Leasing and buying come with their own special considerations aside, which may also influence the amount of down payment a buyer is willing to make. Loss of equity can be a big factor in buying a vehicle, especially a new vehicle. The more you drive a vehicle the lower its open market value becomes. Paying more upfront on a vehicle can help manage equity concerns if a buyer is looking to trade in the vehicle before the financing has been paid off. Some buyers may like the leasing option better because they have the freedom to obtain a new car after three years. If returning the vehicle after three years is the plan, then the equity is not a big concern. Some buyers may be planning to take the buyout option at the end of a lease term. These buyers may like having lower payments from a capitalized cost reduction because of the bypassed interest and ability to save for another down payment when taking the buyout option.
Capitalized cost reductions help reduce interest expenses from loan agreements.
Some Other Special Considerations
Many special considerations can arise in commercial vs. retail financing scenarios. In general, the top reason for making a down payment is to reduce the amount of financing needed, which reduces the total interest owed.
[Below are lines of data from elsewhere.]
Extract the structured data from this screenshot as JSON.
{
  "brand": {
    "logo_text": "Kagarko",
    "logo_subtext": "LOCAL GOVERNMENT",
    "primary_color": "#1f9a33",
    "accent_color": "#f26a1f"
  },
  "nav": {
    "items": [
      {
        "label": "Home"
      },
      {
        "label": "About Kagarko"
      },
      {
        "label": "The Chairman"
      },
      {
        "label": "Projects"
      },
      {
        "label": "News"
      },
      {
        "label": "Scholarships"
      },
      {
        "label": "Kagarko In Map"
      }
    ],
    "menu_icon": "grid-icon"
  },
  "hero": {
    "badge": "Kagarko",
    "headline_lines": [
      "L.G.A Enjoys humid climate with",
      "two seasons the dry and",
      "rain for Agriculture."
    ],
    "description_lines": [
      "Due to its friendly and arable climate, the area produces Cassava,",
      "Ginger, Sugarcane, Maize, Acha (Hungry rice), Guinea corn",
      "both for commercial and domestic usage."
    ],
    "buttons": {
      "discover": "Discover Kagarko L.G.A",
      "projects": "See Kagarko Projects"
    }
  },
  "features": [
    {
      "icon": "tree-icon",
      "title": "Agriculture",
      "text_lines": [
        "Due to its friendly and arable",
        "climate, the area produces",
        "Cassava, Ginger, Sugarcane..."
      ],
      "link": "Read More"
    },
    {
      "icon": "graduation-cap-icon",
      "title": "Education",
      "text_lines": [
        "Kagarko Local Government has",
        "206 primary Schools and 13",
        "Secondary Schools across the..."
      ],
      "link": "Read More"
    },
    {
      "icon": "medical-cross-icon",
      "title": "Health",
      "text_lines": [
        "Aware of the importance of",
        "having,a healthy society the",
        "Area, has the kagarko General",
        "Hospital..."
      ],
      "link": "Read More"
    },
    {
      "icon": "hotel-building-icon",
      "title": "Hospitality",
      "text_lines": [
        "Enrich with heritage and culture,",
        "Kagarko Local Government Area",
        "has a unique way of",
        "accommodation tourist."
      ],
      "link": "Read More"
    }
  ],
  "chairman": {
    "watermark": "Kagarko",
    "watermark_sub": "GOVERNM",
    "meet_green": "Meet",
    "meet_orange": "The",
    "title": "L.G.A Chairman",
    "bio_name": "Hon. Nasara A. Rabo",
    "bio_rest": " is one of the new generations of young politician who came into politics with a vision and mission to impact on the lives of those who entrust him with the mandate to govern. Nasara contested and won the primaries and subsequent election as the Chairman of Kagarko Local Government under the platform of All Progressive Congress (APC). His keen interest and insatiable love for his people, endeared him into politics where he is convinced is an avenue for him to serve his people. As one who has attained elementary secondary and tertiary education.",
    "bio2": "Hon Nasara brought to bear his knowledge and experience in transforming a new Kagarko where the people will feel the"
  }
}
Businesses also have the option to lease vs. buy an asset, which can create different balance sheet reporting requirements. If a business is buying an asset through debt financing, they may need to post both loan payments as expenses against the loan received as well as depreciation expenses against the carrying value of the asset. In a leased asset scenario, businesses may not need to depreciate an asset that is leased because its asset recognition is accounted for differently. All of these considerations can potentially factor into the amount of money a business may choose to make as a down payment for purchasing or leasing a new asset.